No todavía
Me despertó el sonido del teléfono. Era muy temprano. Tan temprano que todavía era prácticamente la noche anterior. Miré el reloj sobre la mesa de luz: 4 am. Quién llamaba a esa hora. Los llamados de madrugada nunca traen buenas noticias. El corazón se me desbocó. Estiré la mano y levanté el auricular. –Hola –dije a penas con un hilo de voz. –Hola, Gabi, soy la tía Marión, no te asustes, pero escúchame atentamente. Dame un segundo…
Me quedé estremecida: ¿Por qué llamaba la tía Marión a esta hora? ¿Y qué podía requerir atención, pero no tanta como para preocuparme? –Acá estoy. Vestite rápido y vení para casa. No, para casa no. Andá directamente al Sanatorio de Olmos. ¿Conocés la dirección, no? Estoy con tu papá y la ambulancia. Está todo controlado.

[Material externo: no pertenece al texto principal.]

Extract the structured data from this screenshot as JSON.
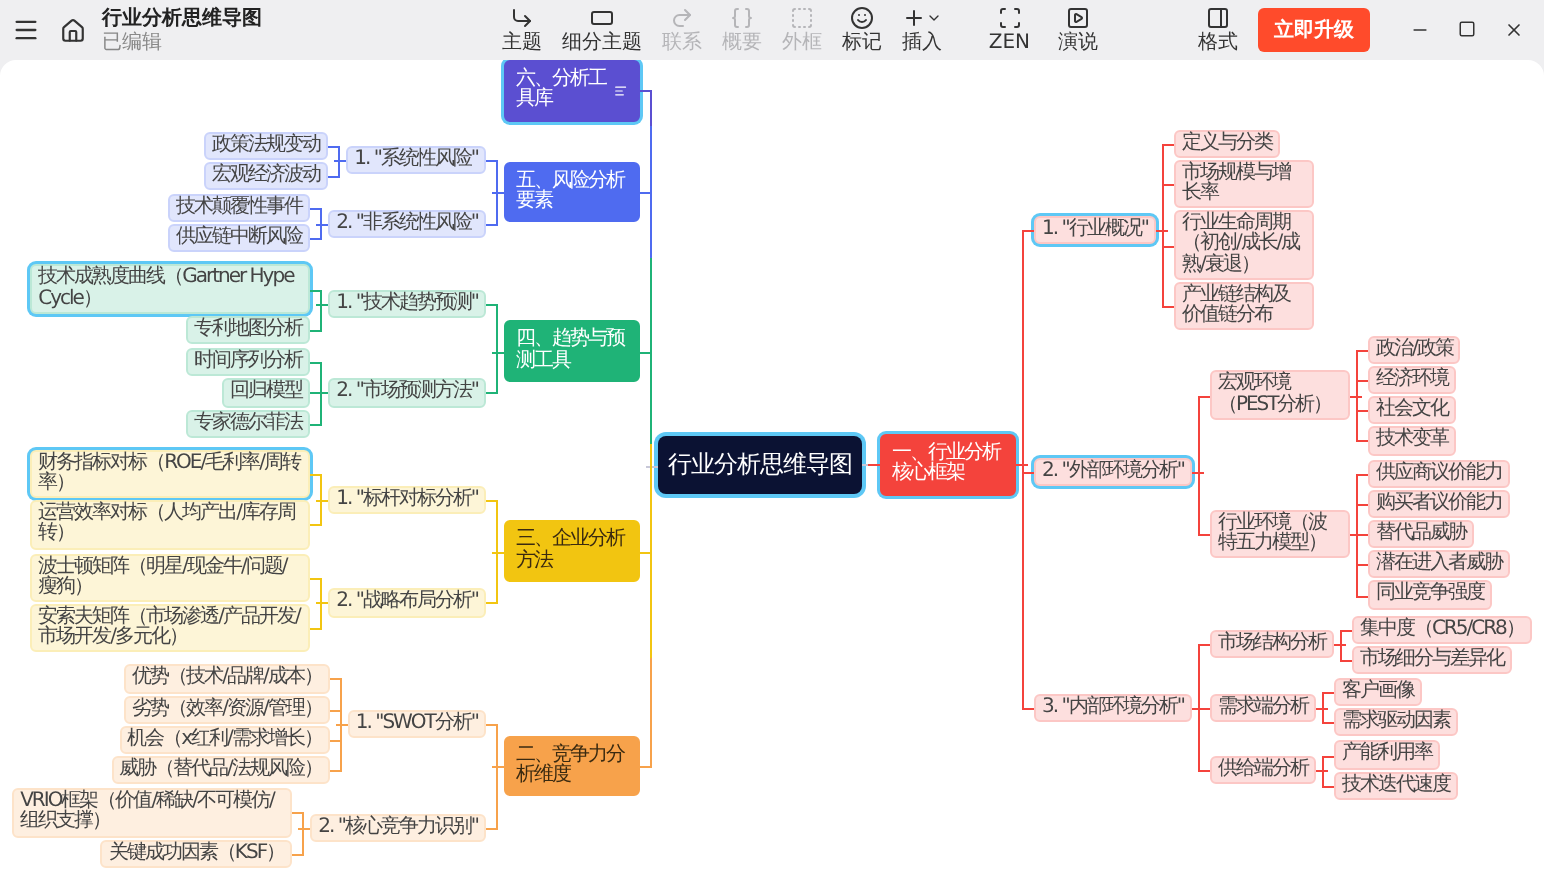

No llegó a terminar la oración que yo había colgado, saltaba de la cama y despertaba de un empujón a Martín, mi marido, que ni enterado estaba de lo que sucedía. No podía ni hablar. A Martín le decía palabras sueltas: "sanatorio", "papá", "ambulancia", "teléfono" y "Marión", todo en una oración más o menos inconexa. No me acuerdo en qué orden se articularon esas ideas, pero sé que Martín entendió todo. A pesar de la hora y del sueño. No lloré: estaba petrificada, demasiado asustada como para derramar una lágrima. Cuando llegamos al sanatorio, atravesamos corredores, saltamos de escritorio en escritorio, hasta que finalmente dimos con la persona que nos estaba esperando. Una voz cordial y contenedora me pidió calma, o eso intentaba. A lo lejos divisé a Marión que se acercaba y de solo verla me estremecí. Me tuvieron que explicar al menos dos veces todo el episodio, con sus pormenores y sus detalles. No era muy difícil de entender, pero había un pequeño problema: lo que me contaban no tenía nada que ver con mi papá. Sin embargo, desde luego, hablaban de él, y no de otra persona. Mi papá había tomado demasiadas pastillas, y ahora estaba internado, inconsciente, con pronóstico reservado.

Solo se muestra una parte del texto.